3 Iowa Supreme Court applicants have ties to governor
Associated Press | Hagadone News Network | UPDATED 5 years, 9 months AGO
DES MOINES, Iowa (AP) — Three of 15 applicants to fill an Iowa Supreme Court vacancy have political ties to Gov. Kim Reynolds, including the Republican governor's senior legal counsel, underscoring concerns about her influence over the panel that chooses the finalists following a legislative change.
Applicants also include an attorney who assisted Reynolds after her election as lieutenant governor along with Gov. Terry Branstad in 2010, and a lawyer who represented Iowa in a contentious lawsuit filed by the largest state workers' union.
The 15 lawyers and judges — including Sam Langholz, the governor’s senior legal counsel and special adviser since July 2018 — will be interviewed by the State Judicial Nominating Commission on Friday. The commission will pick three finalists to forward to Reynolds who will have 30 days to appoint the new justice.
Reynolds has seated three judges since becoming governor and will name a fourth to fill the vacancy left by Democratic appointee Justice David Wiggins, who is retiring on March 13. And she can appoint nine commissioners — a majority — to the 17-member panel under a new law she signed last May.
For many who objected to the legislature’s changes to the commission last year, this decision on Supreme Court finalists could signal the group’s level of objectivity.
“I think this is the real test of this new commission. Are they just going to be a partisan rubber stamp now or will they continue Iowa’s merit-based tradition of making sure our judge pool is qualified based on the merits?” said Democratic Sen.

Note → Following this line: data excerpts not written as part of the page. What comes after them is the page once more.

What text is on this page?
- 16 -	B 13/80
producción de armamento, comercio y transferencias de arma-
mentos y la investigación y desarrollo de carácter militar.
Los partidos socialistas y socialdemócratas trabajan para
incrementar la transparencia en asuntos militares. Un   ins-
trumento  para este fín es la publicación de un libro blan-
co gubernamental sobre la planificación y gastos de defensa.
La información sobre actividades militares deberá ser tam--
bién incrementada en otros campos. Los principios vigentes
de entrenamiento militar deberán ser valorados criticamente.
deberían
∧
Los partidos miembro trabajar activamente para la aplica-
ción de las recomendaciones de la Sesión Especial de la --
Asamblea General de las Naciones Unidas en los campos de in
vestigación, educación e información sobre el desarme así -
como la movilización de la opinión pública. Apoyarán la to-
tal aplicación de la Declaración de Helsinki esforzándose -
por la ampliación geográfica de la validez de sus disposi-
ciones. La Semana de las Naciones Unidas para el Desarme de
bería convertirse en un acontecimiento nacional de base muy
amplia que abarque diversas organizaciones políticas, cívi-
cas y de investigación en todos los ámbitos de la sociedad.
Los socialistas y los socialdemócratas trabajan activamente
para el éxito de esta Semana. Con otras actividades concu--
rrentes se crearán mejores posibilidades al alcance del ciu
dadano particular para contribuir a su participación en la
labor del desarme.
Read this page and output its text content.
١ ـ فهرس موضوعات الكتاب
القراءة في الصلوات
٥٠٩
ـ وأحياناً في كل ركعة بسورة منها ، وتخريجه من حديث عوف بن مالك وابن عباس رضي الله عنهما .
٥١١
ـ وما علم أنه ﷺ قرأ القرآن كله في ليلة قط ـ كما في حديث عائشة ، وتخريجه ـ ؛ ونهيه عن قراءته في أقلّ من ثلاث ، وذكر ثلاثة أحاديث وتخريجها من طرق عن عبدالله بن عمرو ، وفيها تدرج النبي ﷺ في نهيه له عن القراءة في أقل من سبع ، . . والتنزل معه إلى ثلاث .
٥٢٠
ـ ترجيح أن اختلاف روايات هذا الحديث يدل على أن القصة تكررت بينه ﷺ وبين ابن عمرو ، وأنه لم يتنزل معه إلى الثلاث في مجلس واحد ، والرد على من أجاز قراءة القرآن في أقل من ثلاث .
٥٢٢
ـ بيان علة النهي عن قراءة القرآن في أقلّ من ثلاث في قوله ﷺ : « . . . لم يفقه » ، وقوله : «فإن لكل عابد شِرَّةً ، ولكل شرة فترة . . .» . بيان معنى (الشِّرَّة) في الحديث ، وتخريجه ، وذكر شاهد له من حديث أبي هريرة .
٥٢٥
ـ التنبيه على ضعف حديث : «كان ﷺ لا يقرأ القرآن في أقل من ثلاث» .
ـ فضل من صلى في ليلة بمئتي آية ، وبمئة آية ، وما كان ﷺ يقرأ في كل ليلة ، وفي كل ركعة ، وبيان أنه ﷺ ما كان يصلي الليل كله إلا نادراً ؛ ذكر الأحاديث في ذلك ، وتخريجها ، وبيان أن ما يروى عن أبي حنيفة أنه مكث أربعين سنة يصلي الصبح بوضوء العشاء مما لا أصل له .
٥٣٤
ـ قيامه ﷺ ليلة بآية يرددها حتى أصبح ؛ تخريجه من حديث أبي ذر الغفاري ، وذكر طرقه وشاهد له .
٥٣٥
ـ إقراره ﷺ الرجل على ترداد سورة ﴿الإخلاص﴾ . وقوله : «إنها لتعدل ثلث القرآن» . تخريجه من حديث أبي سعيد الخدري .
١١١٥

Rob Hogg.
Hogg and others have argued that the changes inserted politics into the judicial selection system and potentially shifted the balance in favor of the governor, allowing her to ensure more conservative appointments to the courts.
Supporters of the measure said lawyers had too much clout in deciding which judicial nominees were sent to the governor and that the change places more control with the governor, an elected official, instead of non-elected members of the state bar association.
Another applicant with ties to Reynolds is Sharon Brenna Findley Bird, a county attorney who served on the transition team for Branstad and Reynolds as they prepared to take office in 2010. Bird then became the Branstad administration’s legal counsel and served as chief of staff.
Reynolds replaced Branstad as governor in 2017 when he was appointed ambassador to China.
Last year, a jury found Bird and Branstad discriminated against former Iowa Workers' Compensation Commissioner Chris Godfrey because he is gay, and he was awarded $1.5 million. The jury determined Branstad and Bird pressured him to resign and retaliated against him when he refused to quit by cutting his pay.
The case has been appealed to the Iowa Supreme Court and Bird said in her application that she would recuse herself from the case if she were to be named to the court.
A third applicant, Matthew McDermott, served as lawyer for the state in a contentious lawsuit filed by AFSCME Iowa Council 61. The union challenged a 2017 law that made sweeping changes to Iowa’s public employee collective bargaining statute. McDermott’s team won the lawsuit and a subsequent appeal to the Iowa Supreme Court which ruled the law change was constitutional.
McDermott was a lawyer for the Republican Party of Iowa from 2007–2012.
Reynolds declined to comment, spokesman Pat Garrett said.
Other applicants include a court of appeals judge, four district court judges, an assistant attorney general and several lawyers.